Maintainer-facing adoption guidance for new channel adapters lives in Testing.

Reporting

qa-lab exports a Markdown protocol report from the observed bus timeline. The report should answer:
  • What worked
  • What failed
  • What stayed blocked
  • What follow-up scenarios are worth adding
For character and style checks, run the same scenario across multiple live model refs and write a judged Markdown report:
pnpm openclaw qa character-eval \
  --model openai/gpt-5.4,thinking=medium,fast \
  --model openai/gpt-5.2,thinking=xhigh \
  --model openai/gpt-5,thinking=xhigh \
  --model anthropic/claude-opus-4-6,thinking=high \
  --model anthropic/claude-sonnet-4-6,thinking=high \
  --model zai/glm-5.1,thinking=high \
  --model moonshot/kimi-k2.5,thinking=high \
  --model google/gemini-3.1-pro-preview,thinking=high \
  --judge-model openai/gpt-5.4,thinking=xhigh,fast \
  --judge-model anthropic/claude-opus-4-6,thinking=high \
  --blind-judge-models \
  --concurrency 16 \
  --judge-concurrency 16
The command runs local QA gateway child processes, not Docker. Character eval scenarios should set the persona through SOUL.md, then run ordinary user turns such as chat, workspace help, and small file tasks. The candidate model should not be told that it is being evaluated. The command preserves each full transcript, records basic run stats, then asks the judge models in fast mode with xhigh reasoning where supported to rank the runs by naturalness, vibe, and humor.
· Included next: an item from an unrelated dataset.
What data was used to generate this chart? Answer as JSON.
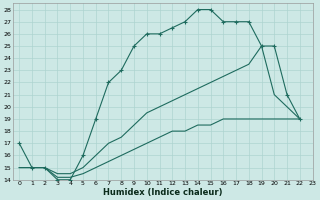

Use --blind-judge-models when comparing providers: the judge prompt still gets every transcript and run status, but candidate refs are replaced with neutral labels such as candidate-01; the report maps rankings back to real refs after parsing. Candidate runs default to high thinking, with medium for GPT-5.4 and xhigh for older OpenAI eval refs that support it. Override a specific candidate inline with --model provider/model,thinking=<level>. --thinking <level> still sets a global fallback, and the older --model-thinking <provider/model=level> form is kept for compatibility. OpenAI candidate refs default to fast mode so priority processing is used where the provider supports it. Add ,fast, ,no-fast, or ,fast=false inline when a single candidate or judge needs an override. Pass --fast only when you want to force fast mode on for every candidate model. Candidate and judge durations are recorded in the report for benchmark analysis, but judge prompts explicitly say not to rank by speed. Candidate and judge model runs both default to concurrency 16. Lower --concurrency or --judge-concurrency when provider limits or local gateway pressure make a run too noisy. When no candidate --model is passed, the character eval defaults to openai/gpt-5.4, openai/gpt-5.2, openai/gpt-5, anthropic/claude-opus-4-6, anthropic/claude-sonnet-4-6, zai/glm-5.1, moonshot/kimi-k2.5, and google/gemini-3.1-pro-preview when no --model is passed. When no --judge-model is passed, the judges default to openai/gpt-5.4,thinking=xhigh,fast and anthropic/claude-opus-4-6,thinking=high.